Sementara Singapura—sebelumnya berada di peringkat dua negara ASEAN pada indeks bulan September—terlempar ke peringkat enam. Di ranking global, peringkat Singapura menurun dari posisi ke-70 menjadi posisi ke-100 dengan nilai 49.

Jumlah kasus baru yang masih tinggi menjadi salah satu indikator negatif dalam penilaian penanganan Covid-19 Singapura. Negara itu mencatatkan kasus baru lebih dari 3000 kasus per hari setelah sempat mencatatkan rekor 5000 kasus dalam sehari. Di sisi lain, jumlah penduduk Singapura yang telah menerima dosis penuh vaksin Covid-19 mencapai 85 persen populasi.

Di level Asia, Jepang sukses memimpin di ranking pertama. Setelah sempat mencatatkan jumlah kasus lebih dari 25 ribu kasus pada Agustus, negara itu berhasil menurunkan jumlah kasus baru hingga di bawah 300 kasus. 

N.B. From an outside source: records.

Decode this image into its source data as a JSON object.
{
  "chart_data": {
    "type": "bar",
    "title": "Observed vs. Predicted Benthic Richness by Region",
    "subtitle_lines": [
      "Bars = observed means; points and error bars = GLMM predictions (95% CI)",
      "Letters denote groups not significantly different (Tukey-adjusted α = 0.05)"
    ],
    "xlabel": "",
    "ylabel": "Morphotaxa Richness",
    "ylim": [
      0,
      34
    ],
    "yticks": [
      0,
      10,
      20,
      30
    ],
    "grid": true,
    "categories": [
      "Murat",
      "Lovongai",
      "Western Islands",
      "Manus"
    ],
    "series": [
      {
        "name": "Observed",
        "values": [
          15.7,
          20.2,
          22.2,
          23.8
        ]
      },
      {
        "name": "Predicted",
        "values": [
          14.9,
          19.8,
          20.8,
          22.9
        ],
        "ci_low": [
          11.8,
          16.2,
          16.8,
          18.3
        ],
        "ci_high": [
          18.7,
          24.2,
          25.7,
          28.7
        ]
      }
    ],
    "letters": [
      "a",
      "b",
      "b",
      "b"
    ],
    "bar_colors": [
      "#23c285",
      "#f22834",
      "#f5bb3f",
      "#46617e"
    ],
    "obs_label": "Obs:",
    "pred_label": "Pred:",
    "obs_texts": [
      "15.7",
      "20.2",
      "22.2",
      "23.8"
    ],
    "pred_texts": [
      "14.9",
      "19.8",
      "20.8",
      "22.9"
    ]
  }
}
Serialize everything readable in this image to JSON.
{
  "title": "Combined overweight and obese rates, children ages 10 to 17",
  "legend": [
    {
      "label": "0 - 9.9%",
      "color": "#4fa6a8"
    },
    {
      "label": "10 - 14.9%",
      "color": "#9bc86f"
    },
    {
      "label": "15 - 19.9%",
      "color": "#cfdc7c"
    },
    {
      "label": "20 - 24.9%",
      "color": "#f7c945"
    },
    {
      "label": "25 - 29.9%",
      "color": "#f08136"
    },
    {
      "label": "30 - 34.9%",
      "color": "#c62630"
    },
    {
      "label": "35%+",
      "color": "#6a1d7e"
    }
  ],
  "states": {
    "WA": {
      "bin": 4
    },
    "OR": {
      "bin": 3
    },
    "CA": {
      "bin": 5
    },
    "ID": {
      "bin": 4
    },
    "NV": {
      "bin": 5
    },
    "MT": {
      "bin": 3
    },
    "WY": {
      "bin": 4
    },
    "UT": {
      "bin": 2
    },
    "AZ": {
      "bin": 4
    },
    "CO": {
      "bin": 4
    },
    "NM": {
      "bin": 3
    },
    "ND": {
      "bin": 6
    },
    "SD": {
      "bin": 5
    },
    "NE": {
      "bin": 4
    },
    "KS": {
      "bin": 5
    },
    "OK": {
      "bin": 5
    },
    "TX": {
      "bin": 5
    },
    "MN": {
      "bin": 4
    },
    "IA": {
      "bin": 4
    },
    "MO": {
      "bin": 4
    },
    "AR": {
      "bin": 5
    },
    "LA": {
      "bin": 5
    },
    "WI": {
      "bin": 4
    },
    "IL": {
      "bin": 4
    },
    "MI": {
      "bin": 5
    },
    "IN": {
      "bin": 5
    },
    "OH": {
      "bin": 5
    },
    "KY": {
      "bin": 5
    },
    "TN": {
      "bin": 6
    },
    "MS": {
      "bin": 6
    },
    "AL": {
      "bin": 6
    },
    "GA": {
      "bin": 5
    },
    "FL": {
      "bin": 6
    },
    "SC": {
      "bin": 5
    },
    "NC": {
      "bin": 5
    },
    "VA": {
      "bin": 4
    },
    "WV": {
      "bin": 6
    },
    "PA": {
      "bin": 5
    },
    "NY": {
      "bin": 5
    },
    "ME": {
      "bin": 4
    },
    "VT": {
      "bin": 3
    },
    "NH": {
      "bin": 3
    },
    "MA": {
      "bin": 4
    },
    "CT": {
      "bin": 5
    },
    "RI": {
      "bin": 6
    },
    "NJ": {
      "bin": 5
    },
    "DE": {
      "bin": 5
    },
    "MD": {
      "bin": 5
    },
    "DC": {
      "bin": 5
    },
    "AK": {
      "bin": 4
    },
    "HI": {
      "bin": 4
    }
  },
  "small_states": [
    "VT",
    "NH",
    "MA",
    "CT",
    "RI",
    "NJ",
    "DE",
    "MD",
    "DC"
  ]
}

Keberhasilan Jepang ditengarai tidak terlepas dari jumlah kasus Covid-19 yang tinggi beberapa waktu lalu di negara itu, sehingga memberi kekebalan bagi penduduk setempat. Sebagai perbandingan, Jepang telah mencatatkan total kasus Covid-19 sebanyak 1,72 juta kasus dengan kematian lebih dari 18 ribu jiwa, sedangkan Singapura mencatatkan total kasus lebih dari 200 ribu kasus dengan kematian di bawah 450 jiwa. 

Kekebalan yang dimiliki penduduk Jepang semakin bertambah dengan tingkat vaksinasi penuh yang telah mencapai 72 persen populasi Negara Matahari Terbit. Namun muncul peringatan bahwa kekebalan alamiah yang timbul dari infeksi Covid-19 dapat menurun pada musim dingin lantaran kekebalan alamiah tersebut mulai tergerus seiring waktu berjalan.

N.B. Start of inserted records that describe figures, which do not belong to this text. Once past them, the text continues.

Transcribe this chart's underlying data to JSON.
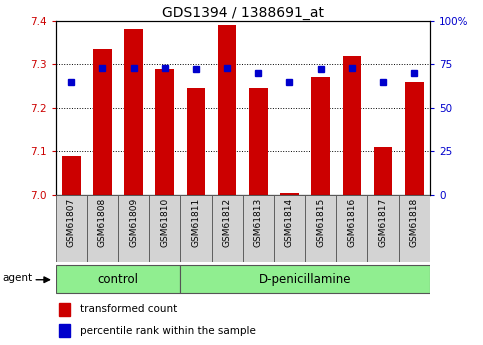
{
  "title": "GDS1394 / 1388691_at",
  "samples": [
    "GSM61807",
    "GSM61808",
    "GSM61809",
    "GSM61810",
    "GSM61811",
    "GSM61812",
    "GSM61813",
    "GSM61814",
    "GSM61815",
    "GSM61816",
    "GSM61817",
    "GSM61818"
  ],
  "bar_values": [
    7.09,
    7.335,
    7.38,
    7.29,
    7.245,
    7.39,
    7.245,
    7.005,
    7.27,
    7.32,
    7.11,
    7.26
  ],
  "percentile_values": [
    65,
    73,
    73,
    73,
    72,
    73,
    70,
    65,
    72,
    73,
    65,
    70
  ],
  "ymin": 7.0,
  "ymax": 7.4,
  "yticks": [
    7.0,
    7.1,
    7.2,
    7.3,
    7.4
  ],
  "right_yticks": [
    0,
    25,
    50,
    75,
    100
  ],
  "bar_color": "#cc0000",
  "percentile_color": "#0000cc",
  "control_indices": [
    0,
    1,
    2,
    3
  ],
  "treatment_indices": [
    4,
    5,
    6,
    7,
    8,
    9,
    10,
    11
  ],
  "control_label": "control",
  "treatment_label": "D-penicillamine",
  "agent_label": "agent",
  "legend_bar_label": "transformed count",
  "legend_pct_label": "percentile rank within the sample",
  "bg_color": "#ffffff",
  "plot_bg_color": "#ffffff",
  "grid_color": "#000000",
  "title_fontsize": 10,
  "tick_fontsize": 7.5,
  "sample_fontsize": 6.5,
  "group_fontsize": 8.5,
  "legend_fontsize": 7.5
}
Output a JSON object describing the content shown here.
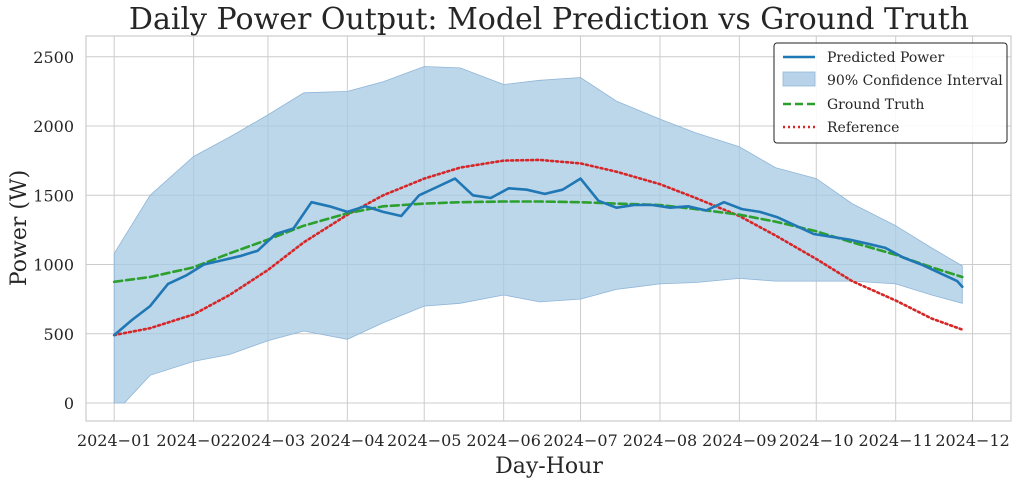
{
  "chart_data": {
    "type": "line",
    "title": "Daily Power Output: Model Prediction vs Ground Truth",
    "xlabel": "Day-Hour",
    "ylabel": "Power (W)",
    "xlim": [
      "2023-12-21",
      "2024-12-16"
    ],
    "ylim": [
      -130,
      2650
    ],
    "yticks": [
      0,
      500,
      1000,
      1500,
      2000,
      2500
    ],
    "xticks": [
      "2024-01-01",
      "2024-02-01",
      "2024-03-01",
      "2024-04-01",
      "2024-05-01",
      "2024-06-01",
      "2024-07-01",
      "2024-08-01",
      "2024-09-01",
      "2024-10-01",
      "2024-11-01",
      "2024-12-01"
    ],
    "xtick_labels": [
      "2024−01",
      "2024−02",
      "2024−03",
      "2024−04",
      "2024−05",
      "2024−06",
      "2024−07",
      "2024−08",
      "2024−09",
      "2024−10",
      "2024−11",
      "2024−12"
    ],
    "grid": true,
    "legend_position": "top-right",
    "colors": {
      "predicted": "#1f77b4",
      "ci_fill": "#a6c8e3",
      "ground_truth": "#2ca02c",
      "reference": "#d62728"
    },
    "series": [
      {
        "name": "Predicted Power",
        "style": "solid",
        "x": [
          "2024-01-01",
          "2024-01-08",
          "2024-01-15",
          "2024-01-22",
          "2024-01-29",
          "2024-02-05",
          "2024-02-12",
          "2024-02-19",
          "2024-02-26",
          "2024-03-04",
          "2024-03-11",
          "2024-03-18",
          "2024-03-25",
          "2024-04-01",
          "2024-04-08",
          "2024-04-15",
          "2024-04-22",
          "2024-04-29",
          "2024-05-06",
          "2024-05-13",
          "2024-05-20",
          "2024-05-27",
          "2024-06-03",
          "2024-06-10",
          "2024-06-17",
          "2024-06-24",
          "2024-07-01",
          "2024-07-08",
          "2024-07-15",
          "2024-07-22",
          "2024-07-29",
          "2024-08-05",
          "2024-08-12",
          "2024-08-19",
          "2024-08-26",
          "2024-09-02",
          "2024-09-09",
          "2024-09-16",
          "2024-09-23",
          "2024-09-30",
          "2024-10-07",
          "2024-10-14",
          "2024-10-21",
          "2024-10-28",
          "2024-11-04",
          "2024-11-11",
          "2024-11-18",
          "2024-11-25",
          "2024-11-27"
        ],
        "values": [
          490,
          600,
          700,
          860,
          920,
          1000,
          1030,
          1060,
          1100,
          1220,
          1260,
          1450,
          1420,
          1380,
          1420,
          1380,
          1350,
          1500,
          1560,
          1620,
          1500,
          1480,
          1550,
          1540,
          1510,
          1540,
          1620,
          1460,
          1410,
          1430,
          1430,
          1410,
          1420,
          1390,
          1450,
          1400,
          1380,
          1340,
          1280,
          1220,
          1200,
          1180,
          1150,
          1120,
          1050,
          1000,
          940,
          880,
          840
        ]
      },
      {
        "name": "Ground Truth",
        "style": "dashed",
        "x": [
          "2024-01-01",
          "2024-01-15",
          "2024-02-01",
          "2024-02-15",
          "2024-03-01",
          "2024-03-15",
          "2024-04-01",
          "2024-04-15",
          "2024-05-01",
          "2024-05-15",
          "2024-06-01",
          "2024-06-15",
          "2024-07-01",
          "2024-07-15",
          "2024-08-01",
          "2024-08-15",
          "2024-09-01",
          "2024-09-15",
          "2024-10-01",
          "2024-10-15",
          "2024-11-01",
          "2024-11-15",
          "2024-11-27"
        ],
        "values": [
          875,
          910,
          980,
          1080,
          1180,
          1280,
          1370,
          1420,
          1440,
          1450,
          1455,
          1455,
          1450,
          1440,
          1430,
          1400,
          1360,
          1310,
          1240,
          1160,
          1070,
          980,
          910
        ]
      },
      {
        "name": "Reference",
        "style": "dotted",
        "x": [
          "2024-01-01",
          "2024-01-15",
          "2024-02-01",
          "2024-02-15",
          "2024-03-01",
          "2024-03-15",
          "2024-04-01",
          "2024-04-15",
          "2024-05-01",
          "2024-05-15",
          "2024-06-01",
          "2024-06-15",
          "2024-07-01",
          "2024-07-15",
          "2024-08-01",
          "2024-08-15",
          "2024-09-01",
          "2024-09-15",
          "2024-10-01",
          "2024-10-15",
          "2024-11-01",
          "2024-11-15",
          "2024-11-27"
        ],
        "values": [
          490,
          540,
          640,
          780,
          960,
          1160,
          1360,
          1500,
          1620,
          1700,
          1750,
          1755,
          1730,
          1670,
          1580,
          1480,
          1350,
          1210,
          1040,
          880,
          740,
          610,
          530
        ]
      }
    ],
    "confidence_interval": {
      "name": "90% Confidence Interval",
      "x": [
        "2024-01-01",
        "2024-01-05",
        "2024-01-15",
        "2024-02-01",
        "2024-02-15",
        "2024-03-01",
        "2024-03-15",
        "2024-04-01",
        "2024-04-15",
        "2024-05-01",
        "2024-05-15",
        "2024-06-01",
        "2024-06-15",
        "2024-07-01",
        "2024-07-15",
        "2024-08-01",
        "2024-08-15",
        "2024-09-01",
        "2024-09-15",
        "2024-10-01",
        "2024-10-15",
        "2024-11-01",
        "2024-11-15",
        "2024-11-27"
      ],
      "lower": [
        0,
        0,
        200,
        300,
        350,
        450,
        520,
        460,
        580,
        700,
        720,
        780,
        730,
        750,
        820,
        860,
        870,
        900,
        880,
        880,
        880,
        860,
        780,
        720
      ],
      "upper": [
        1080,
        1200,
        1500,
        1780,
        1920,
        2080,
        2240,
        2250,
        2320,
        2430,
        2420,
        2300,
        2330,
        2350,
        2180,
        2050,
        1950,
        1850,
        1700,
        1620,
        1440,
        1280,
        1120,
        990
      ]
    }
  }
}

Indeks Pemulihan Covid-19 merupakan indikator yang dirilis Nikkei Asia dalam mengukur kecepatan pemulihan Covid-19 di 121 negara. Rentang skor yang digunakan adalah 0-90, dan penilaian terdiri dari tiga kategori penentu, meliputi penanganan kasus Covid-19, penyuntikan vaksin, dan tingkat mobilitas penduduk. Kategori-kategori tersebut masing-masing memiliki tiga subkategori dengan skor maksimal 10 untuk setiap sub-kategori. 

Semakin tinggi ranking suatu negara dalam indeks tersebut menandakan negara tersebut semakin siap untuk pulih dari Covid-19, dengan jumlah kasus Covid-19 yang rendah, tingkat vaksinasi tinggi dan merata, serta pembatasan sosial yang lebih longgar.